Tuesday, February 28, 2006

Capote (2005)

The key to this film is that we aren't supposed to sympathize with Truman Capote. Most of these modern-day portrait-of-a-bastard biopics (i.e. Ray, Walk the Line) want us to feel pity for their spiraling protagonists; Capote demands no such dissonant response. Capote's a rotter, and the film knows it. He's also a fine writer, at least until the shreds of his conscience start to catch up with him. Thus, we get a film about the struggle between what's socially right and what's personally beneficial, with director Bennett Miller and writer Dan Futterman capturing the exact moment when an artistic soul becomes irreversibly corrupted.
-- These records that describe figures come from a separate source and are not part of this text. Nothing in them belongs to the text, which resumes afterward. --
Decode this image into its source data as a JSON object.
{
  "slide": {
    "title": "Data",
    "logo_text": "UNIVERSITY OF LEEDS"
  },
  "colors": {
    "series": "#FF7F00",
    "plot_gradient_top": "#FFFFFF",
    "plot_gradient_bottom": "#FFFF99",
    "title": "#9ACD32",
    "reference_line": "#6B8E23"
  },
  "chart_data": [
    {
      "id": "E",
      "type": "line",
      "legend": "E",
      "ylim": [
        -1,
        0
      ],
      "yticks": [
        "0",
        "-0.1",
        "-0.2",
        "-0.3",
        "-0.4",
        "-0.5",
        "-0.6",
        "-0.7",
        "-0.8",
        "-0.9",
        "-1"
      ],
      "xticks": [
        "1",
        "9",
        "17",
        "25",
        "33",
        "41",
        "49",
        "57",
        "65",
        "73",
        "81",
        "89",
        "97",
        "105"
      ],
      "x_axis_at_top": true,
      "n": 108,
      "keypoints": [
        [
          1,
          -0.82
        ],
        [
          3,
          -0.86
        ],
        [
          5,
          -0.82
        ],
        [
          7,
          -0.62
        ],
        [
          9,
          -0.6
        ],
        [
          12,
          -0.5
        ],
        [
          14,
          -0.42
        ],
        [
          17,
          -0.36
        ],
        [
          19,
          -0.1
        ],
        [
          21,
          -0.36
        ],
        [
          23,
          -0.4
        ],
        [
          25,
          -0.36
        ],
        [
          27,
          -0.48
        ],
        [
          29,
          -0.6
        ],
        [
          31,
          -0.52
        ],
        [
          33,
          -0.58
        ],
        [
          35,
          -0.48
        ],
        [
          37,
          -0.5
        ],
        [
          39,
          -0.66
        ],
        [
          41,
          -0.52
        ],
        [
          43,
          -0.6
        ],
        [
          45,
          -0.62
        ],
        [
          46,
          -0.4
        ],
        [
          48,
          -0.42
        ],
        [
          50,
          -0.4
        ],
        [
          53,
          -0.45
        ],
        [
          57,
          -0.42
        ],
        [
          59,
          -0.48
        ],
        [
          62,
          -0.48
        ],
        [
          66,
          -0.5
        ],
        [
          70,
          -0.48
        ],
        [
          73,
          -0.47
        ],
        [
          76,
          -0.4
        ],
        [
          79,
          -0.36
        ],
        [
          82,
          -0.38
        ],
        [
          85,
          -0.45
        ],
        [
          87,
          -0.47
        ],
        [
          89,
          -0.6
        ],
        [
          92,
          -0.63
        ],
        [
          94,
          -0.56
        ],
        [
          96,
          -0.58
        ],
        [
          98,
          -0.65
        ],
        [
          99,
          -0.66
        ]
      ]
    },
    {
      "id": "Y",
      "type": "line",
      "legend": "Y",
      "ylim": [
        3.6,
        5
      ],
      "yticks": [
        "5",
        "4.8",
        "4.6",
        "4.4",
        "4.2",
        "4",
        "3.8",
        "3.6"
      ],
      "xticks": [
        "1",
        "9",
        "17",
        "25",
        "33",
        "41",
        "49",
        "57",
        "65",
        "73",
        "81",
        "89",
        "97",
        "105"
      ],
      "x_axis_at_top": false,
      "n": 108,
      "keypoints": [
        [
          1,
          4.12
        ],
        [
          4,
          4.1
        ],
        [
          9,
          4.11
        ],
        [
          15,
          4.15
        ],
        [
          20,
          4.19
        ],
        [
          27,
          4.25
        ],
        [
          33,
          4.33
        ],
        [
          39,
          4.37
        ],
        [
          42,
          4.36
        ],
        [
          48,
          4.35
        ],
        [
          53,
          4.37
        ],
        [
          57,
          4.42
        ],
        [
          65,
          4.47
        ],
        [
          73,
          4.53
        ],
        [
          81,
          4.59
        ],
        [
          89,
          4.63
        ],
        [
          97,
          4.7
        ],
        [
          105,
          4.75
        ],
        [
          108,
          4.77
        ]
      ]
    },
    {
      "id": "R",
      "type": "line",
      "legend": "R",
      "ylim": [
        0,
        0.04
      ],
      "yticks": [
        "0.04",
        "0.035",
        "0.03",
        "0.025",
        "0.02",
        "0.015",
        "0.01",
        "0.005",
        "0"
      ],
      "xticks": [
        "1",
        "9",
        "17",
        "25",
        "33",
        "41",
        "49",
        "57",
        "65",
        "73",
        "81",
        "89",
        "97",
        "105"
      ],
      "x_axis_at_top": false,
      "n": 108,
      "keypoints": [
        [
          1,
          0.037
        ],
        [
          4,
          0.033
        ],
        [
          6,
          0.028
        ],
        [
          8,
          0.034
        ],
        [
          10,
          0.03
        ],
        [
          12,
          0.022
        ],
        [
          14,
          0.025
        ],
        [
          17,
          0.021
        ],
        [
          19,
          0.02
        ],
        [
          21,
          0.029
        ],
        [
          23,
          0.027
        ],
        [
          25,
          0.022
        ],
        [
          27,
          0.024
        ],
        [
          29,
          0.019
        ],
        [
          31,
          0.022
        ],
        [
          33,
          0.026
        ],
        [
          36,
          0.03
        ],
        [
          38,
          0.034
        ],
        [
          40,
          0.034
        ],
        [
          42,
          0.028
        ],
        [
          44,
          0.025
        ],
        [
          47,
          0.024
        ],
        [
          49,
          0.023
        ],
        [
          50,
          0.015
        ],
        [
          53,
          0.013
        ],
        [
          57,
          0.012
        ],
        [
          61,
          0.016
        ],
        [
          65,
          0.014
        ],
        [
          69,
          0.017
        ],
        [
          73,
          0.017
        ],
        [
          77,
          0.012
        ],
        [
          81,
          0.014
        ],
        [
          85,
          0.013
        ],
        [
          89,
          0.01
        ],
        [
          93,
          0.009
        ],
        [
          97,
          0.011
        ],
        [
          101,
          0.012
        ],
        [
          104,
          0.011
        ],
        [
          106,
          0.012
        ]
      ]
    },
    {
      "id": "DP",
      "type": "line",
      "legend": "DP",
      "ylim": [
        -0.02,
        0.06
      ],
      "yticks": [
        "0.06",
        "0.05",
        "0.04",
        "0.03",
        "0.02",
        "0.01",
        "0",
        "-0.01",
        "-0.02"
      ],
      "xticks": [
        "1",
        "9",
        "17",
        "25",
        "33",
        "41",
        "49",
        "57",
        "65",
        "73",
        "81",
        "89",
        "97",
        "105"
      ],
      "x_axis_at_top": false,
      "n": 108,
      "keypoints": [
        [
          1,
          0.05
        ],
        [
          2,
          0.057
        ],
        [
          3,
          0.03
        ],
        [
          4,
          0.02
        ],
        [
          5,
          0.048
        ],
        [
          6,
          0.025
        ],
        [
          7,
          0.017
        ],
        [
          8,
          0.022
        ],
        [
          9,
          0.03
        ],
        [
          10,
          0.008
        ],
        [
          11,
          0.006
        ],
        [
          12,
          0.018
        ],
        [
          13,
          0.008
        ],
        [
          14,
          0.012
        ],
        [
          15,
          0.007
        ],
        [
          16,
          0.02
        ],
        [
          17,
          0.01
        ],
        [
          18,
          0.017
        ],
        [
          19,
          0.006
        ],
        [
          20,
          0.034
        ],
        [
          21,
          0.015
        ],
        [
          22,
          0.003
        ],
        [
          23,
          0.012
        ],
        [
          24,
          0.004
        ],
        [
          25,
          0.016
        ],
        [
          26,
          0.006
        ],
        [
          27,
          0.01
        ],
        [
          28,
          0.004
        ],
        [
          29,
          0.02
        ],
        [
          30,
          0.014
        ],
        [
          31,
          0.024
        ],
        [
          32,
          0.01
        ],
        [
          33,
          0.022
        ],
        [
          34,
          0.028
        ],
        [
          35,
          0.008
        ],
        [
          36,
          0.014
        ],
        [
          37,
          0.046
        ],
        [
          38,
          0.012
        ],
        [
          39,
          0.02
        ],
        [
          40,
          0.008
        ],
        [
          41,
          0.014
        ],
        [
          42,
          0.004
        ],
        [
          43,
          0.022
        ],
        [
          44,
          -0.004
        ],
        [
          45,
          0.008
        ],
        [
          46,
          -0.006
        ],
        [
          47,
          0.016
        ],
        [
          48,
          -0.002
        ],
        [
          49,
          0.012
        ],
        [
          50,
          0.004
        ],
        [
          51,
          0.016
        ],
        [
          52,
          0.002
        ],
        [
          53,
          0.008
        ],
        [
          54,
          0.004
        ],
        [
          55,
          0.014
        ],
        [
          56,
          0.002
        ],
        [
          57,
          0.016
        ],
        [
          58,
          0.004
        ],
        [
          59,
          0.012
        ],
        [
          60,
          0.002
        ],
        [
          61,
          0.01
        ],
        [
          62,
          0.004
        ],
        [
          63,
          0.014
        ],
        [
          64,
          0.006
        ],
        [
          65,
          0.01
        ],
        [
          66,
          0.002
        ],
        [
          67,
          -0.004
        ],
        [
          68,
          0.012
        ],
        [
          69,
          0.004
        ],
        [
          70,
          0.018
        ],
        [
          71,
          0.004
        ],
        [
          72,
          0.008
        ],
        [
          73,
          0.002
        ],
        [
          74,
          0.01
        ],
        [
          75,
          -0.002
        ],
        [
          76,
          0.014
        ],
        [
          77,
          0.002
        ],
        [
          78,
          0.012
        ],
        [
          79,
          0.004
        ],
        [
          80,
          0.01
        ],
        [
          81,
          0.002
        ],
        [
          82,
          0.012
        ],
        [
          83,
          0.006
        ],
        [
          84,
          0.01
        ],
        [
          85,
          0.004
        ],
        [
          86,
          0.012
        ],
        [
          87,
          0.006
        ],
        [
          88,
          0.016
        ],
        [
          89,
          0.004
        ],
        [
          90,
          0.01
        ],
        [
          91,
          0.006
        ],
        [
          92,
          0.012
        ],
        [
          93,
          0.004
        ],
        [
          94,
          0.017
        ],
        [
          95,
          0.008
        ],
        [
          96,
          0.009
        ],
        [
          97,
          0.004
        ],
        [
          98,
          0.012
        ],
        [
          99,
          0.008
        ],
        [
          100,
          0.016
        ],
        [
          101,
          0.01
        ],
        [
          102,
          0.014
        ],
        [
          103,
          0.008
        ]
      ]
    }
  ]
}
Philip Seymour Hoffman is impressive in the title role, but I'm shocked that nobody's talking about Clifton Collins Jr., who plays Perry Smith. His grounded, low-key performance as an awestruck inmate balances Hoffman's extravagance beautifully, and it's a shame he's not getting the raves his more-famous costars are getting. Too, the specificity of the time frame avoids the then-this-happened antiflow of most biopics, which is a pet peeve of mine. A surprisingly strong biopic, if a bit obvious in its spelling out of its themes; also, Theo has the right attitude re: Catherine Keener.